Malaysia, Philippines, Thailand urged to better manage plastic waste
KUALA LUMPUR: More than 75 per cent of the material value of plastics worth US$6 billion is lost per year across Malaysia, the Philippines and Thailand, according to the World Bank.
A series of studies by the bank, which examined the untapped economic opportunities to promote plastic circularity and address marine debris in the three countries, revealed that they had less than a quarter of plastics available for recycling into valuable materials.
Its country director for Brunei, Malaysia, the Philippines and Thailand, Ndiamé Diop, said mismanaged plastic waste across Malaysia, the Philippines and Thailand was threatening key economic sectors such as tourism and fisheries, and impacting livelihoods and infrastructure.
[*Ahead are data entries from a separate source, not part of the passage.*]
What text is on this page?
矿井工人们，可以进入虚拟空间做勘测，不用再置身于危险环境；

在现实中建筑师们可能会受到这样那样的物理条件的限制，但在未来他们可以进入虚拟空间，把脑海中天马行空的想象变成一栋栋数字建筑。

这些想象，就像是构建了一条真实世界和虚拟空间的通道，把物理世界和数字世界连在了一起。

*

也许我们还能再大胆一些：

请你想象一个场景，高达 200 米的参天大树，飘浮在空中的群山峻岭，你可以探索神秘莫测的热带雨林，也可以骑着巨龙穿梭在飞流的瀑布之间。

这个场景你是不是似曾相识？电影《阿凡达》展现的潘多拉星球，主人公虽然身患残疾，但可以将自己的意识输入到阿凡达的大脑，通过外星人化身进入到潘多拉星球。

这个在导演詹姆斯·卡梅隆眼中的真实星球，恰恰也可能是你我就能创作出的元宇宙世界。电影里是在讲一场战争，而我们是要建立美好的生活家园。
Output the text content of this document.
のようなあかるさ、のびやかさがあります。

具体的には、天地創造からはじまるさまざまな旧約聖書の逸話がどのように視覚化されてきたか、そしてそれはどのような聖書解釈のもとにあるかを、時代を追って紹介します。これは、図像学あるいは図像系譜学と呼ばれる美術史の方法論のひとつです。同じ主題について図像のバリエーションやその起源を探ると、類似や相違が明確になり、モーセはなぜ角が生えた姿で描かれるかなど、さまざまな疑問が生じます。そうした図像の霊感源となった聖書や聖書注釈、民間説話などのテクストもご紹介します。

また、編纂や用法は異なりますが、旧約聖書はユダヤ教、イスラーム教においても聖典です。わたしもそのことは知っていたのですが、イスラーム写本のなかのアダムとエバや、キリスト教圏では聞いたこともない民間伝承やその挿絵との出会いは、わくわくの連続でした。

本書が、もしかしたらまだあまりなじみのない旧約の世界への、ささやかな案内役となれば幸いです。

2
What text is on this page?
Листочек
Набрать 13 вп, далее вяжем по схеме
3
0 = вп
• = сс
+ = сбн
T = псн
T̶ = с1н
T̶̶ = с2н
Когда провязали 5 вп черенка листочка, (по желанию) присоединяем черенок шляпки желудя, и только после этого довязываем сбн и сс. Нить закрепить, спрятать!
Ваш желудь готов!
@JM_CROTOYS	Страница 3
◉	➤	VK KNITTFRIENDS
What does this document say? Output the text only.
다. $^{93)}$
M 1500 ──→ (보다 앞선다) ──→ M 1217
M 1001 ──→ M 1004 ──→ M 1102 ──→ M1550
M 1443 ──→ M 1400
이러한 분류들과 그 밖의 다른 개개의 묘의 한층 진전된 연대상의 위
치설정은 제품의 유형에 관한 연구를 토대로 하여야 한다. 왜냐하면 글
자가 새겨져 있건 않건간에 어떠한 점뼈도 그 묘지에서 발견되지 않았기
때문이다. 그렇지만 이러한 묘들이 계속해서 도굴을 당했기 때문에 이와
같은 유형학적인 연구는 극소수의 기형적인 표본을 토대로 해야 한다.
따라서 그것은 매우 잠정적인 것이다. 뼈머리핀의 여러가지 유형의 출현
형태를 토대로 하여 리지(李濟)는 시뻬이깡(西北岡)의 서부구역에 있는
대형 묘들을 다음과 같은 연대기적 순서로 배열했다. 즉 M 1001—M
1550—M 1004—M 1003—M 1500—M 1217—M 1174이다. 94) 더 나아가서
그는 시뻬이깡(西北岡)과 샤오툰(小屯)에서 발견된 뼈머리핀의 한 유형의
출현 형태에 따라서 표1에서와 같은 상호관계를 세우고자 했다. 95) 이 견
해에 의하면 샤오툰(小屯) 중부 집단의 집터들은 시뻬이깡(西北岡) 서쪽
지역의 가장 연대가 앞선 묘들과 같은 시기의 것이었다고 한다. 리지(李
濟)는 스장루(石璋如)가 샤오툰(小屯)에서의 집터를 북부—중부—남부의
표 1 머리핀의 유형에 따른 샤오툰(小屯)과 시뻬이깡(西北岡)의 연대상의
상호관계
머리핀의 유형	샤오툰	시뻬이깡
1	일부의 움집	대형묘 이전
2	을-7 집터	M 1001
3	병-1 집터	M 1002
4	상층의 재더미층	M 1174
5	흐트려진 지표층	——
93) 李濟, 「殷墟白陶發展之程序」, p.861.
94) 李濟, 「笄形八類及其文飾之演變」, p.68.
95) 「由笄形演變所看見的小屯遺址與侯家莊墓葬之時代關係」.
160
“But there is strong government momentum in these countries to identify critical policies, craft roadmaps to strengthen demand for all recycled plastic resins, level the playing field for global and domestic companies, and drive a circular economy for plastics,” he said in a statement yesterday.
Diop said the studies also showed that there was an untapped opportunity to reap environmental and economic benefits with clear and complementary interventions from the private and public sector.
Using a plastic value chain approach, the studies evaluated the plastics recycling industry and its role in supporting a circular economy and scaling up recycling efforts via targeted public and private sector interventions.
While the studies found that barriers to plastic recycling were unique to each country, there were common actions that governments and industries could take to help Malaysia, the Philippines and Thailand unlock additional material value.
Recommendations include increase sorting efficiency of postconsumer collection of plastics, set recycled content targets across all major end-use applications, mandate “design for recycling” standards for plastics and encourage increase in recycling capacities (mechanical and chemical).